Hildita si fece forza e, fosse stata cattolica, si sarebbe fatta il segno della croce. Accelerò il passo facendo finta di essere più seccata che spaventata di averlo incontrato, anche se dentro di lei l’angoscia cresceva a vista d’occhio. E quando dovette necessariamente passargli di fianco, quello, guarda caso, si voltò lentamente verso di lei sorridendole, rivelando una faccia con due occhi chiari e strabici da ubriacone e una barba irta di almeno un paio di giorni.
Come Hildita aveva previsto, nel momento il cui fu perfettamente allineata a lui, quello divenne loquace e audace, gli si sciolse la lunga lingua biforcuta e le disse:
«Non è che mi daresti una mano a spostare questo rovo, bella?»
Hildita non si fermò, rallentò il passo un poco per dargli l’illusione che potesse accettare mentre invece elaborava solo una risposta accettabile.

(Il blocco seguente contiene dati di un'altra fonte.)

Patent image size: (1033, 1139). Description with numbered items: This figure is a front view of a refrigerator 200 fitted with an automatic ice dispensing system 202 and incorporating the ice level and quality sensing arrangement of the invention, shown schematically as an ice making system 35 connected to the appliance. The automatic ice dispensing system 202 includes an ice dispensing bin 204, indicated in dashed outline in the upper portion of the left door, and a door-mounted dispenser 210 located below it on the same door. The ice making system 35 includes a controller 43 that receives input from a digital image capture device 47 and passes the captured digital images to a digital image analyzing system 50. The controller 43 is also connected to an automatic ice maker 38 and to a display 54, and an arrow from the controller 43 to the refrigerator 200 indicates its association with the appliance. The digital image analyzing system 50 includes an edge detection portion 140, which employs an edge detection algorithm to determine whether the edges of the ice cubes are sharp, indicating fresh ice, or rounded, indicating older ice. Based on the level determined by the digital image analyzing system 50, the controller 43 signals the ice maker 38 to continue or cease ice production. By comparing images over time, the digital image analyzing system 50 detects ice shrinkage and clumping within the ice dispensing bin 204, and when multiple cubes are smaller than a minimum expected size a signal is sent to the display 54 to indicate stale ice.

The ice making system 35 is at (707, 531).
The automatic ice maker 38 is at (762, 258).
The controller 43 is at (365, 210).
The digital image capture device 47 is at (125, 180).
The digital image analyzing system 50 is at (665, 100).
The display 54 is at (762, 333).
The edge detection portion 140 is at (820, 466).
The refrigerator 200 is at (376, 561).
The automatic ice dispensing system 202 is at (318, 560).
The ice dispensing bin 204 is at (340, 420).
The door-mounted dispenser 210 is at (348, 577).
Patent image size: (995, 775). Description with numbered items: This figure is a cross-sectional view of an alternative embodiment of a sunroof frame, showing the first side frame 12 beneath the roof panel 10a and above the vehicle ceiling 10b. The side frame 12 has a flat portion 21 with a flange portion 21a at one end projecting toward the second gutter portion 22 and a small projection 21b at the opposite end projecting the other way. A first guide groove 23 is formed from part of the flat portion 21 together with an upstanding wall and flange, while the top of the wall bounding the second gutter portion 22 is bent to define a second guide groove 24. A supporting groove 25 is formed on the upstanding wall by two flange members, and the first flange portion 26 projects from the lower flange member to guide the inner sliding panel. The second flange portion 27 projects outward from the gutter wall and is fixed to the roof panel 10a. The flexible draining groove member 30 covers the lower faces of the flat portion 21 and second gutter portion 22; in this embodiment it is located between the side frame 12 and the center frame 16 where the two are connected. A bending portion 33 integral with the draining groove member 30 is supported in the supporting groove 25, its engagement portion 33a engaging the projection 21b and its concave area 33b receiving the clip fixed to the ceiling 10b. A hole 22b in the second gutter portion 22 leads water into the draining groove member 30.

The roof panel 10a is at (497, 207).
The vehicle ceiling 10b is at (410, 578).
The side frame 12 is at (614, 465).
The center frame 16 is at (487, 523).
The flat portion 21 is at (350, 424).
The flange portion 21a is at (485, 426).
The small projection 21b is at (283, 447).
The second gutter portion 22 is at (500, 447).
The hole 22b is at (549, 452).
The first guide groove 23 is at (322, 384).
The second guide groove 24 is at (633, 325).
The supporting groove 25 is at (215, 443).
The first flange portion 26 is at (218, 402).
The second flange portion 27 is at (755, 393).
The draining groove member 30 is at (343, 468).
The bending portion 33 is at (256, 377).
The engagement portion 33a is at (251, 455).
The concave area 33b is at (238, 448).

Si immaginò la scena… Lei che lo aiutava a spostare il ramo in una parte ancora meno accessibile del bosco e lui che poi le dava una botta in testa e se la inchiappettava tra arbusti acuminati. O peggio: erano altri suoi amici appostati nell’ombra che l’assalivano da tutte le parti come scimmie impazzite mettendole subito una mano sulla bocca per impedirle di gridare, e le altre mani sulle tette, il sedere e la fica, dappertutto. Poi la abusavano a turno e l’uccidevano dopo averla tenuta lì chissà quante ore, i porci bastardi!
Così Hildita si disse: see, mica sono così stupida, stronzo! non ho proprio voglia di farmi inculare da te, che tra l’altro mi fai già abbastanza senso così senza che approfondisca ulteriormente la tua conoscenza! perché non ti trovi una porca come te invece di rompere le palle a me?! da qualche parte la dovresti pur rimediare una così lurida!
Dunque Hildita si fece uscire il fiato e, mentre si lasciava l’uomo alle spalle invero temendo che quello da ultimo l’assalisse approfittando che non lo sorvegliava (ma già la fine del sentiero fitto e la luce si intravedevano al termine del ginepraio rincuorandola), gli disse:
«Mi spiace… C’ho l’ernia…»
La tal frase lasciò il tipaccio sbigottito come un salame. «C’hai l’ernia…», ripeté beota continuando a fare quel suo sorriso osceno che aveva assunto una tinta di lieve beffa, nel senso che aveva perfettamente capito che quella era solo una scusa.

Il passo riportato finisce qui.